When I set out on this journey to become an ANP, I could visualise how the addition of an ANP at the CRF could help improve service delivery through increased capability and capacity, ultimately resulting in more patients accessing clinical trials.
Looking back as a Research Nurse Manager in the CRF, embarking on my Master’s in Advanced Clinical Practice at Bolton University, this multi-professional role attracted many different professionals to the course. This included paramedics, physiotherapists, pharmacists, nurses and dieticians. All had the desire to expand their skill set and practice more autonomously.
The two days a week academic course was associated with the clinical practice within my own area. However, I also linked with other clinical areas to expand my knowledge and skills across different specialities. This allowed me to learn from qualified ANPs in a variety of disciplines and explore and understand the scope of their roles. In particular, I was able to gain insight into how some areas had utilised the skills of ANPs to change the way they deliver their service smoothly and efficiently. These areas embraced the role of the ANP, ensuring there was support in place when senior clinical advice was necessary.

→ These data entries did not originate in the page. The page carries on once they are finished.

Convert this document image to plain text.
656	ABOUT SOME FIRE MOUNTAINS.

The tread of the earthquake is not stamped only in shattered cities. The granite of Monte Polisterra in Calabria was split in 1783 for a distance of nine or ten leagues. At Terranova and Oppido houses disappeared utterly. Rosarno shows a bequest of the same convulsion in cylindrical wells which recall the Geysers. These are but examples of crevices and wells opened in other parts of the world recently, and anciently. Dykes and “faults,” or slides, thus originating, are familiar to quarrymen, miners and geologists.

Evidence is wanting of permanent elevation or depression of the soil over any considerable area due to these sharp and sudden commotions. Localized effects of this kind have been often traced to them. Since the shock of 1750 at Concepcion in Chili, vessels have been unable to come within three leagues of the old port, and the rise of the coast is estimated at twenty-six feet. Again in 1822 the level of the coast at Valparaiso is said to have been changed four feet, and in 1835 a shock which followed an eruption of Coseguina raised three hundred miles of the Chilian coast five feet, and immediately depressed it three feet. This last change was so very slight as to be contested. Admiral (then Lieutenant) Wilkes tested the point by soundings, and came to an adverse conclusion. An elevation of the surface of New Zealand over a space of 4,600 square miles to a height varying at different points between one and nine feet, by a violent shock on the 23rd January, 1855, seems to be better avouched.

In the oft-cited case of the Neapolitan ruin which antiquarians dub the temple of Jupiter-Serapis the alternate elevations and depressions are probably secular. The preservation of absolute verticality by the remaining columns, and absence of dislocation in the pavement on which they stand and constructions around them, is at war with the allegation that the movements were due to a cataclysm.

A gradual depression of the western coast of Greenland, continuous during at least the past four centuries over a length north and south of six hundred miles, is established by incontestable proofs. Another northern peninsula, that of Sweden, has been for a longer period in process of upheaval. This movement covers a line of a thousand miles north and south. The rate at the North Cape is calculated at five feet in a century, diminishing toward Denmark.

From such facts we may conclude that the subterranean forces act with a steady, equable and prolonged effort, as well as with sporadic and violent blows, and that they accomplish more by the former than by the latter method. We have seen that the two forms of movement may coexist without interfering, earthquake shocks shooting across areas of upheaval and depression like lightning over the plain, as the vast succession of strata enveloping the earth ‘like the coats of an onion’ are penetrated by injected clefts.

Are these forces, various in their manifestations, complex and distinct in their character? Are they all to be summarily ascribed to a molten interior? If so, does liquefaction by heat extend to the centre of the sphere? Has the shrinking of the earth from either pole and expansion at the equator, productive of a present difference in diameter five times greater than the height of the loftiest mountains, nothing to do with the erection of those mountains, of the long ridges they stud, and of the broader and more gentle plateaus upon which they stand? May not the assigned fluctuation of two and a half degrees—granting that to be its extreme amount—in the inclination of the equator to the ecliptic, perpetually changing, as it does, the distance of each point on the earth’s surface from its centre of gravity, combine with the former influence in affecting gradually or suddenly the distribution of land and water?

As for the ANP role in research, this appears to be gaining momentum and interest.
“Both as a trainee and a qualified ANP, I meet regularly with the national research ANP forum where ideas, problems and solutions are shared. This group has been a great support to me as a trainee and I feel this will continue through my new stage as a newly qualified ANP. The forum provides a fantastic opportunity to share examples of how the ANP role is beneficial.”
At the UKCRF Network Conference 2022 in Bournemouth, and alongside other research ANP colleagues, I was able to share my training experience and discuss the benefits of the role. I was overwhelmed by the amount of interest from clinical research nurses and operational managers considering the addition of this role in their research facilities.
As a qualified ANP, I can now clinically assess and consent patients, order investigations and prescribe on clinical trials. This provides an opportunity for me to see and treat a trial patient from start to finish, , allowing for a smooth and efficient patient visit. Clinical practice is one of four pillars that underpin the ANP role and my role enables me to fulfil this to its fullest.
ANPs are a fairly new role in research, which presents both challenges and possibilities. Study sponsors that link in early with sites to discuss the ANP role can help to steer ethics approvals to consider the ANP as a welcome addition to the clinical team. For example, discussing how the ANP can perform the physical examination and consent for a particular trial. This can also help the ANP to establish the appropriate level of sub-investigator responsibility for a study.
“I am excited to have taken on my first sub-investigator role, where I will be responsible for the clinical review and safety of patients, as well as performing specific tasks. Being able to take on the role of sub-investigator is a positive sign that I am developing into the role that I have been working towards.”
I am excited and ready to set myself new challenges and bring together all the skills and knowledge that I have gathered during the last two years. Working within the CRF, I am constantly delivering on the research pillar of my ANP role. However, I am excited to see how the academic side of my research journey progresses and how my role develops in supporting the CRF activities that fall under the other three pillars of the ANP role: education, leadership and management, and research.